Federal Register Notices
- The President announced on August 29 that he directed the Federal Emergency Management Agency (FEMA) to fund an additional 25% of the emergency assistance activities associated with preventing, mitigating, and responding to the threat to public health and safety posed by COVID-19 that Louisiana is undertaking using its National Guard forces. Louisiana had already been included in an August 3 order which provided Louisiana with a 75% cost share for the National guard. The notice confirming the President’s August 29 announcement can be found here.
- The Federal Communications Commission (FCC) issued a proposed update to the FCC’s ex parte rules. The FCC will receive comments until close of business on October 2. The notice can be found here.
- The Materials and Equipment Technical Advisory Committee will virtually meet on September 17, at 10:00am ET. The notice can be found here.
- The Regulations and Procedures Technical Advisory Committee will meet virtually on September 15, at 10:00am ET. The notice can be found here.
- The USTR added additional exclusion extensions to the Section 301 investigation into Chinese government acts and imposed additional duties of 10% ad valorem on goods of China with an annual trade value of approximately $300B. The extensions will go until December 31. Customs and Border Protection (CBP) will issue instructions on entry guidance and implementation. The notice can be found here.
- The Office of Management and Budget (OMB) issued an interim final rule to implement the requirements of the laws that govern the operation of the Federal Acquisition Security Council. Comments will be received until November 2. The notice can be found here.
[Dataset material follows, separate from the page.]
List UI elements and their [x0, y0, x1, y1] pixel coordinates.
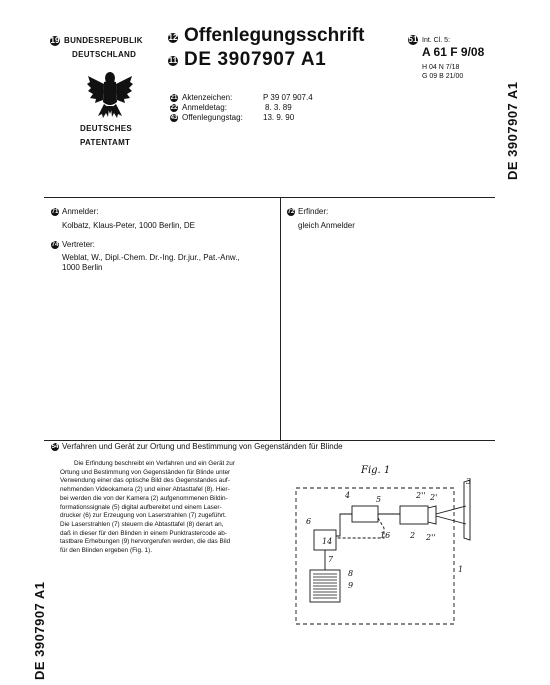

- The National Highway Traffic Safety Administration (NHTSA) issued an interim final rule that responded to an “emergency petition” submitted by the Alliance of Automotive Innovation (Alliance) regarding the phase-in and compliance requirements of Federal Motor Vehicle Safety Standard No. 141 (FMVSS 141), “Minimum sound for hybrid and electric vehicles.” This rule is effective immediately, and comments will be received until September 16. The notice can be found here.
- The Office of Postsecondary Education issued a final regulation which amends the general, establishing eligibility, maintaining eligibility, and losing eligibility sections of the Institutional Eligibility regulations issued under the Higher Education Act of 1965, as amended (HEA), related to distance education and innovation. The rule is effective July 1, 2021. The notice can be found here.
CBP is requesting that individuals who are interested in serving on the Commercial Customs Operations Advisory Committee (COAC) apply for membership. COAC provides advice and makes recommendations to the Secretaries of the Department of the Treasury and DHS on all matters involving the commercial operations of CBP and related functions. Applications are due on or before October 19. The notice can be found here.